I always wanted my dad to be the best man for our family, and I wasn’t afraid of giving him tough love. If I didn’t like what he was doing, I’d sure let him know . Right, Tiffany? However, my dad was just the same. We could be each other’s biggest pains in the butt. Just a couple weeks ago he called me at least 20 times and left me numerous text messages just to annoy me. It worked, but of course I acted like it didn’t, because then he’d win! No sir.
My dad loved to call my phone. Of course I can’t say that I cherish those calls because all he’d say when I answer was, “where’s mom?” Sometimes I wouldn’t even answer the phone… I’d just hand it to my mom and say “It’s Dad.”
My Dad adored my mom. That’s something we really had in common. After work we’d wait on my parent’s community bed and listen for the door. Of course, I’d always be concerned what was for dinner, but not my dad… he’d eat anything. Unless you took a bite of his food… he’d say… “take it! I don’t want it anymore.” OK dad… I just got one fish stick… I don’t want a whole tray full of 40!
My mom loved my dad, so much. We couldn’t do anything without my mom having to get home quicker to be with him. One time my dad was getting so mad at me for not kissing him, but he was all sweaty and gross and it kind of turned my stomach, but there goes my mom.. . taking a big ol wet one from my Dad. Sweaty or not, my dad’s kisses were always wet.
This past year, the time spent with my dad is something that I will always cherish. The day I found out I was pregnant, my dad hugged me and said he was going to be there for me in whatever decision I made. I cried in his arms and knew that I could be a single parent and that I’d have all the help in the world. My dad was a tremendous help with Laken.

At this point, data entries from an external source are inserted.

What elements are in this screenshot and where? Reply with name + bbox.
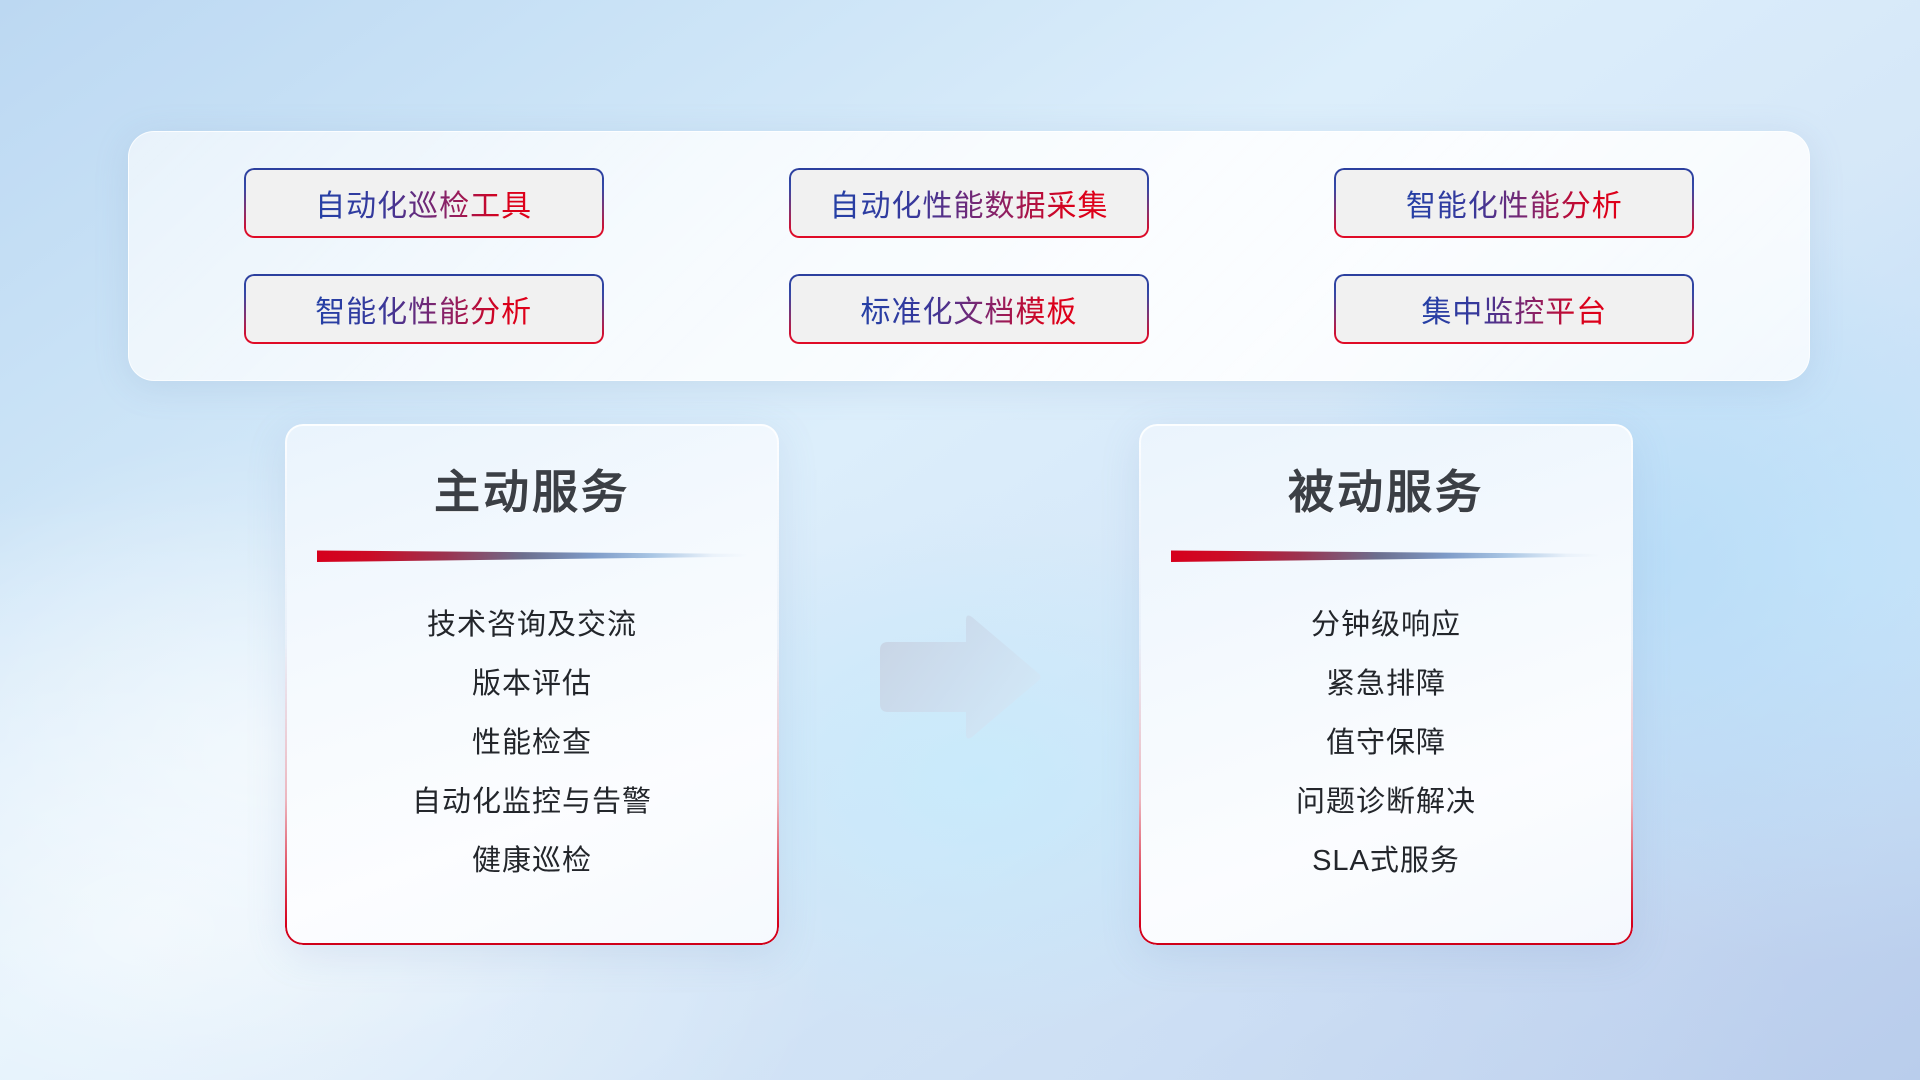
arrow-right-icon — [874, 614, 1042, 740]
list-item: 健康巡检 — [285, 832, 779, 891]
service-card-title: 被动服务 — [1139, 424, 1633, 522]
service-item-list: 技术咨询及交流 版本评估 性能检查 自动化监控与告警 健康巡检 — [285, 562, 779, 891]
capability-tag-4[interactable]: 智能化性能分析 — [244, 274, 604, 344]
list-item: 版本评估 — [285, 655, 779, 714]
list-item: 紧急排障 — [1139, 655, 1633, 714]
title-divider — [317, 548, 747, 562]
list-item: 性能检查 — [285, 714, 779, 773]
list-item: 自动化监控与告警 — [285, 773, 779, 832]
service-card-title: 主动服务 — [285, 424, 779, 522]
capability-tag-1[interactable]: 自动化巡检工具 — [244, 168, 604, 238]
capability-tag-6[interactable]: 集中监控平台 — [1334, 274, 1694, 344]
service-item-list: 分钟级响应 紧急排障 值守保障 问题诊断解决 SLA式服务 — [1139, 562, 1633, 891]
title-divider-bar — [1171, 548, 1601, 562]
list-item: 分钟级响应 — [1139, 596, 1633, 655]
capability-tags-grid: 自动化巡检工具 自动化性能数据采集 智能化性能分析 智能化性能分析 标准化文档模… — [129, 132, 1809, 380]
list-item: 问题诊断解决 — [1139, 773, 1633, 832]
capability-tag-label: 智能化性能分析 — [315, 287, 532, 331]
title-divider — [1171, 548, 1601, 562]
capability-tag-label: 自动化巡检工具 — [315, 181, 532, 225]
title-divider-bar — [317, 548, 747, 562]
capability-tag-label: 自动化性能数据采集 — [829, 181, 1108, 225]
capability-tag-2[interactable]: 自动化性能数据采集 — [789, 168, 1149, 238]
service-card-reactive: 被动服务 分钟级响应 紧急排障 值守保障 问题诊断解决 SLA式服务 — [1139, 424, 1633, 945]
capability-tags-panel: 自动化巡检工具 自动化性能数据采集 智能化性能分析 智能化性能分析 标准化文档模… — [128, 131, 1810, 381]
service-card-proactive: 主动服务 技术咨询及交流 版本评估 性能检查 自动化监控与告警 健康巡检 — [285, 424, 779, 945]
capability-tag-label: 标准化文档模板 — [860, 287, 1077, 331]
list-item: 值守保障 — [1139, 714, 1633, 773]
capability-tag-label: 智能化性能分析 — [1406, 181, 1623, 225]
list-item: SLA式服务 — [1139, 832, 1633, 891]
capability-tag-5[interactable]: 标准化文档模板 — [789, 274, 1149, 344]
capability-tag-label: 集中监控平台 — [1421, 287, 1607, 331]
list-item: 技术咨询及交流 — [285, 596, 779, 655]
capability-tag-3[interactable]: 智能化性能分析 — [1334, 168, 1694, 238]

He started out with 2 dogs, but once he got my son was about to say puppy… My dad was in love.
Last year’s Father’s day card I told my dad he had to get better, because Laken needs him. However, now I think that my dad needed my son. Not that the other grandchildren aren’t as important, because they are, but my son brought joy to my dad’s life when my mom was busy with her family as her dad-my paw paw was sick. It crushes me that my dad will no longer be physically in my son’s life, but I look at my family and know that in spirit he will.
My brother Matthew has always been a reflection of my dad. Just listen to the way his daughters talk about him, I get confused and think they’re talking about my dad! The day my brother, Marty, got into town he slept in my mom’s bed and prayed with her and tried to find her comfort just like my dad would do. I look at these two amazing men and just know that my dad lingers within them. Laken will get to know his granddad through my brothers, and even stories my sister and I can share.
Dad, I am really bummed you’re not here… there is so much food you’re missing out on. Yesterday after dinner I didn’t see the point of bringing home leftovers because there is no one to give them to. Daddy, our lives are going to be turned upside down, and mom and I won’t know what to do. We will get there, but it’s going to be hard. I am going to miss everything about you. Your boxer shorts that are always too lose and have way too many holes, you talking over anything I am trying to listen to, you’re constant need to pull mom into everything…. “Carol, what’d she say?,” your farts that can clear a room, your jobs that linger, your love of music and things you’re passionate about, your ability to surprise me, and overall your company. I just want one more day of the four of us, you, mom, laken, and myself on that community bed… just one more day. I love you so much, and that will never change. I will continue to let Laken know who you are and how much you loved him. We will all try to comfort mom and each other. I love you so much, Power Ranger…. BOOM!